In his notes on the Spiritual Exercises, Hopkins observes: "God's utterance of himself in himself is God the Word, outside himself is this world. This world then is word, expression, news of God" (Sermons, p. 129). In The Deutschland, he repeats the thought: "Wording it how but by him that present and past, / Heaven and earth are word of, worded by? (101, ll. 229-230). Creation is a great book, according to Augustine, and creatures are the text in which we read the Word of God. They are visual letters that spell out his presence; they also appeal to our hearing by crying out "Ipse fecit me!" Augustine sums up his teaching in a sermon on Psalm 26:
Let your mind roam through the whole creation; everywhere the created world will cry out to you: "God made me." Whatever pleases you in a work of art brings to your mind the artist who wrought it; much more, when you survey the universe, does the consideration of it evoke praise for its Maker. You look on the heavens; they are God's great work. You behold the earth; God made its number of seeds, its varieties of plants, its multitude of animals. Go round the heavens again and back to the earth, leave out nothing: on all sides everything cries out to you of its Author; nay, the very forms of created things are as it were the voices with which they praise their Creator. 13
Hopkins's sonnet "As kingfishers catch fire" makes the same point: each mortal thing in crying out "myself" declares "God made me!" On the level of grace, the just man fully expresses what the natural world partially embodies, for he "Acts in God's eye what in God's eye he is-Christ" (115, l. 11). They just watch birds and dragonflies and hear the stones ring out their Creator-Lord.

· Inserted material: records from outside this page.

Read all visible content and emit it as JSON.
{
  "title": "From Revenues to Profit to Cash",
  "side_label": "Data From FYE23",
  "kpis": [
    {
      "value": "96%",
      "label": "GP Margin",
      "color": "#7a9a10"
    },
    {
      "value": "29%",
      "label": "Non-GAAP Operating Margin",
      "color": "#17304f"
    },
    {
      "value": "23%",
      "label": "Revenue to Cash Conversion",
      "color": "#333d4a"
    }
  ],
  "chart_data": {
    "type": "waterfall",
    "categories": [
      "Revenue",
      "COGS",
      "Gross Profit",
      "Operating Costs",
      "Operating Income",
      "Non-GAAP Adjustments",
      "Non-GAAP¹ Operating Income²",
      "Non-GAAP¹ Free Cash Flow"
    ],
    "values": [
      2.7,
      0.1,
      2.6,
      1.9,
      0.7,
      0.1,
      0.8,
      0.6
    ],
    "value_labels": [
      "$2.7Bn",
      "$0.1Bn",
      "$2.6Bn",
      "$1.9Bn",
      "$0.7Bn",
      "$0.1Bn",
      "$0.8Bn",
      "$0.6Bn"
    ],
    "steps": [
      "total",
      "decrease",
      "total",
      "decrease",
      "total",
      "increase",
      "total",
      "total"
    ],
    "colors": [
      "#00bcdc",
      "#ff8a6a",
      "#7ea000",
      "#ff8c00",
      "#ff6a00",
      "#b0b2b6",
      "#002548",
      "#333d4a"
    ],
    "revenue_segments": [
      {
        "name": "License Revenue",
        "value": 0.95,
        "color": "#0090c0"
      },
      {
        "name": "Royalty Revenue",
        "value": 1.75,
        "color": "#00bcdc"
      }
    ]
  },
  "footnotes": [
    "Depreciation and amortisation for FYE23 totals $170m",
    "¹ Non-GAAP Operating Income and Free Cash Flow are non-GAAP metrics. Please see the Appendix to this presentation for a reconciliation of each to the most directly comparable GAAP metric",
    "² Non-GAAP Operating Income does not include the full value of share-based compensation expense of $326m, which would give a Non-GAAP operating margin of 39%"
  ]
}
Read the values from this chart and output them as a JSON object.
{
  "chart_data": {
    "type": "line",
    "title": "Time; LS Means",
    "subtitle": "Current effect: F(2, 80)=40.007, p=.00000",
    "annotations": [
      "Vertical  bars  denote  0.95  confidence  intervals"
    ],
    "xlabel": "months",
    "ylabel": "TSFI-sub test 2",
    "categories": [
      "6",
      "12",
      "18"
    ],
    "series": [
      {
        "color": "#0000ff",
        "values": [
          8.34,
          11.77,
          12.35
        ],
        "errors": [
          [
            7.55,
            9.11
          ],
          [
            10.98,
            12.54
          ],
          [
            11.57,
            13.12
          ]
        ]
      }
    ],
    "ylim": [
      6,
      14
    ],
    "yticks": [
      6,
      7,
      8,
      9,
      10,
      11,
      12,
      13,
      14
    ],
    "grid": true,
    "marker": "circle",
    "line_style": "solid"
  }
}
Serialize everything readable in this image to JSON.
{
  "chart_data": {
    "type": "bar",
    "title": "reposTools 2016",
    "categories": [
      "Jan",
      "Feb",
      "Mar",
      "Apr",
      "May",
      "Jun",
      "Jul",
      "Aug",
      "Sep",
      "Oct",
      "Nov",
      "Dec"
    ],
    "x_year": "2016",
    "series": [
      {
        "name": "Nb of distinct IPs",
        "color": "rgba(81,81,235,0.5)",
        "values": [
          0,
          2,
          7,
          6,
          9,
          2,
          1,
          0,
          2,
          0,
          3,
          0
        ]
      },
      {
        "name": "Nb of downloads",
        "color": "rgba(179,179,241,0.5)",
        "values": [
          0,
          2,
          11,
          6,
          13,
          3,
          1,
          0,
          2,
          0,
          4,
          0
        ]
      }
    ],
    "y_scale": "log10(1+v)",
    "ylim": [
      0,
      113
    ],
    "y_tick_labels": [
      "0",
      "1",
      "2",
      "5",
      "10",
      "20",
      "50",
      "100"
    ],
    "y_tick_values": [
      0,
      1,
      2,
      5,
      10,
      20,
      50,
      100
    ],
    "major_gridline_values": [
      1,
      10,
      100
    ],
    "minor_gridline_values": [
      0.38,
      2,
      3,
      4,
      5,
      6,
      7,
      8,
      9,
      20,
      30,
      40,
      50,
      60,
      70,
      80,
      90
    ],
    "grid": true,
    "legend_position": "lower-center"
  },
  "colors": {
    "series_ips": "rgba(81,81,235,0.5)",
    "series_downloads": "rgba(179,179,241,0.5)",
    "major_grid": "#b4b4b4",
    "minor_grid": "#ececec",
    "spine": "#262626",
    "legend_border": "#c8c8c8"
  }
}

For Hopkins, the process by which one discovers the design and pattern that is Christ in the world and in one's self is called "inscape." For him, "beauty [is] the virtue of inscape and not inscape only" (Journals, p. 289). Beauty is the "success and excellence"of inscape, the end toward which it aims, "the achieve of, the mastery of the thing" (120, l. 8). We can shed light on his coinage by tracing Augustine's dialectic of beauty as summed up in his treatise De vera religione (The True Religion). The method is Platonic, moving from sensible data to immutable forms, a method that Hopkins at Oxford would know thoroughly and often examine in his writings, as, for example, in his college essay, "The Position of Plato to the Greek World," and employ in his own "Platonic Dialogue," "On the Origin of Beauty." We must try to attain, Augustine urges, "to the vision of the immutable pattern of things, to the beauty which is always constant with itself and everywhere the same, beauty never distorted by changes of place or time, but standing out one and the same under all circumstances, the beauty whose very existence men discredit, but which in fact has the most true, the highest form of existence.